In 2013 GDP growth should recover modestly to 1.6 per cent in Romania, according to European Commission staff working document, “European Economic Forecast, Winter 2013.” Domestic demand would be the main driver of growth, while net exports would contribute negatively due to a slower growth in export markets and stronger imports., the report reveals. Among demand components, investment will be the main contributor to growth, although it is projected to slow down in comparison to 2012 due to weaker than expected economic activity in the rest of the EU. Private consumption growth is expected to accelerate, although it could be held back by continuing needs for repairing households’ balance sheets and by tight consumer lending standards. Also, in 2013, unlike in 2010-12, government consumption is expected to deliver a marginally positive contribution to growth as a result of the public sector wage increases granted last year. GDP growth is expected to accelerate to 2.5 per cent in 2014 with a similar composition as in 2013: domestic demand would continue to be the main driver, powered by investment, while net exports contribute negatively, albeit by less than in 2013. The current account deficit, expected to remain around 4 pc of GDP over the forecast horizont
Food and energy prices drive up inflation
Short term price pressures have increased significantly since the summer with HICP inflation peaking at 5.4 per cent in September due to rising food prices and pass through effects associated with the leu’s exchange rate depreciation. In line with the planned price deregulation of both energy retail and wholesale sectors, energy prices are expected to exert upward pressure on inflation over the forecast horizon. Food prices increases are forecast to remain important in the first half of 2013 in view of a negative base effect. Given the modest recovery of the economy, wage pressures are likely to remain subdued. Going forward, annual inflation is projected to average 4.6 per cent in 2013 and 3.3 per cent in 2014.Risks to the short term inflation outlook are broadly balanced. The upside risks relate to a further weakening of the leu’s exchange rate and higher unanticipated rises in commodity prices. Conversely, a slower than expected recovery in the economy would have disinflationary effects.

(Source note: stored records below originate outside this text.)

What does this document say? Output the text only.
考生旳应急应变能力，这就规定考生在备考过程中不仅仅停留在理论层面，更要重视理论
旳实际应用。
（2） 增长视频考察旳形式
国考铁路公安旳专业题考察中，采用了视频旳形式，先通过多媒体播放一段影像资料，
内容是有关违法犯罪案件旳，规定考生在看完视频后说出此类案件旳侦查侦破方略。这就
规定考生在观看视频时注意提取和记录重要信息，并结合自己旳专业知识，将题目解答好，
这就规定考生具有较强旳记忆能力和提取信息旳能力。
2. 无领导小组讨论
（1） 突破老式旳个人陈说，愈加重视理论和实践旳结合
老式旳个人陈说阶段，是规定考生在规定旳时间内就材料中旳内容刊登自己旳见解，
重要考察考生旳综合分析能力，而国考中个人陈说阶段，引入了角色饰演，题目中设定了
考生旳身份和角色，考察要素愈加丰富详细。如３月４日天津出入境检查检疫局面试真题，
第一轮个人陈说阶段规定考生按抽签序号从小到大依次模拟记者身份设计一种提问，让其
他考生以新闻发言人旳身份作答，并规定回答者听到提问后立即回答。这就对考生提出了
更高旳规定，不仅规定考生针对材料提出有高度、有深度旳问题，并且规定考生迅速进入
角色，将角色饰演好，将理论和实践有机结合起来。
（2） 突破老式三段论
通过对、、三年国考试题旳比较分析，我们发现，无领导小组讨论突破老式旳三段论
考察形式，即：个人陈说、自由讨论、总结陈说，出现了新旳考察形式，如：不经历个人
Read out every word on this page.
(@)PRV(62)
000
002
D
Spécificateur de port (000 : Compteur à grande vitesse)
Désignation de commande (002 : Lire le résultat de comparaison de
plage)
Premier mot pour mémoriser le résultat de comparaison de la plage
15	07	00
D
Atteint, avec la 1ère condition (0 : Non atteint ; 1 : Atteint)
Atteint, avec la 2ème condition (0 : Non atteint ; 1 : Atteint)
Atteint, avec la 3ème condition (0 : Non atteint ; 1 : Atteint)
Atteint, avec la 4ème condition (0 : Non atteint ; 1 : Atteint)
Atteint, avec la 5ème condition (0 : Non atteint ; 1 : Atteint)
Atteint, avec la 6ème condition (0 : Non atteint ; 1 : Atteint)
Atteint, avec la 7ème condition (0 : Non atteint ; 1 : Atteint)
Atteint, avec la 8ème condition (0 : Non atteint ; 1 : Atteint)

Labour market remains weak
Despite further cuts in public sector employment, overall employment somewhat recovered in 2012. “However, overall job creation was limited as the improvement in regular employment was counterbalanced by a negative job trend among the self employed. Due to the subdued economy, employment is expected to recover only little over the forecast horizon,” according to the document. However, as active labour market measures are set to remain small and not well targeted, unemployment is not expected to go down significantly over the forecast horizon. Youth unemployment, currently at around 23%, is expected to be somewhat reduced but is to remain high. In 2013, as in 2012, public sector wage increases are expected to outstrip private sector wage growth due to the restoration of public wages following the 25% wage cut occurred in 2010. While, going forward, average private sector wage increases of employees are expected to be anchored around 5%, unit labour costs are expected to go down by 2014 due to increases in productivity.